Economie
Tanger : une capacité litière qui va quadrupler dans 3 ans, mais comment remplir les hôtels ?
Les nuitées stagnent à un peu plus de 700 000 par an et le taux de remplissage des hôtels se situe à peine autour de 50%.
Avec le développement industriel, une vocation de destination d'affaires à promouvoir, mais les infrastructures manquent.

Mustapha Boucetta, le président du CRT de Tanger est perplexe. Il s’interroge sur la capacité de la ville à commercialiser les 20 000 lits qui seront disponibles dans les trois prochaines années contre 5000 actuellement.
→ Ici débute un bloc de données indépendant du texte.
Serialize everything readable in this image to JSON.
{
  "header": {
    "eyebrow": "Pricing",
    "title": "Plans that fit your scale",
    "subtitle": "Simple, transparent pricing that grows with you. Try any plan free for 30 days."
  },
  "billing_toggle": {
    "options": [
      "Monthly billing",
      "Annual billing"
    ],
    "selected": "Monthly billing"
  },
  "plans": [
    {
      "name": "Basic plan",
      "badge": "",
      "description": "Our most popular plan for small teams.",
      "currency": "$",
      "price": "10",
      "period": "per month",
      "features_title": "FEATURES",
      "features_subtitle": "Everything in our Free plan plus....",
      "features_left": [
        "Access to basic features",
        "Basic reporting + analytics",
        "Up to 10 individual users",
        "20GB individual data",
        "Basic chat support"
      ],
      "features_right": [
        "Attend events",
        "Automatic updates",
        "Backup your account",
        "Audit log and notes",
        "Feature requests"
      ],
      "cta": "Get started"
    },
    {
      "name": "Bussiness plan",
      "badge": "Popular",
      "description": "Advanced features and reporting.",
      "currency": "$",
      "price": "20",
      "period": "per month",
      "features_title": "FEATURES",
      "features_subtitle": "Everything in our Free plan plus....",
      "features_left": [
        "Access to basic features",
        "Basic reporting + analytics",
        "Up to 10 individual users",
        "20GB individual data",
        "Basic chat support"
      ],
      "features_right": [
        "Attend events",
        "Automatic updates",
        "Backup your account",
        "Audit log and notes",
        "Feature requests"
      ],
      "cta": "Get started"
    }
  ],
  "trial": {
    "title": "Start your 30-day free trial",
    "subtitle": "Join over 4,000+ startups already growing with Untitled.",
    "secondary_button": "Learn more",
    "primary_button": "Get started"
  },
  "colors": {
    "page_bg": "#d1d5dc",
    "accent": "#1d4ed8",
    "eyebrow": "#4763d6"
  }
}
Avec 700000 nuitées, soit un taux de remplissage moyen d’environ 50%, la plupart des hôtels, souvent anciens et qui n’ont plus de dettes à rembourser, s’en sortent bien. Tanger fait même mieux qu’à la fin des années 1990 durant laquelle le taux d’occupation ne dépassait pas 25%. Mais elle peine à devenir une destination de choix. Pourtant, au vu des potentialités historiques, culturelles et géographiques, elle pourrait l’être au même titre que Marrakech ou Agadir. «La ville s’industrialise de plus en plus, mais ce n’est pas une raison pour négliger son potentiel touristique. Bien au contraire, elle devrait saisir l’occasion pour se positionner sur le créneau du tourisme d’affaires», suggère Mustapha Boucetta. A l’en croire, la ville reçoit beaucoup de demandes pour l’organisation de congrès et séminaires, mais, faute d’endroits pour les abriter, ces marchés sont perdus. Il déplore le fait que le plan de développement régional touristique (PRDT) qui prévoit la construction d’un Palais des congrès semble être relégué aux oubliettes pour des raisons incompréhensibles. Déjà finalisé, ce plan qui a coûté 4 MDH attend en effet d’être signé depuis un an et demi.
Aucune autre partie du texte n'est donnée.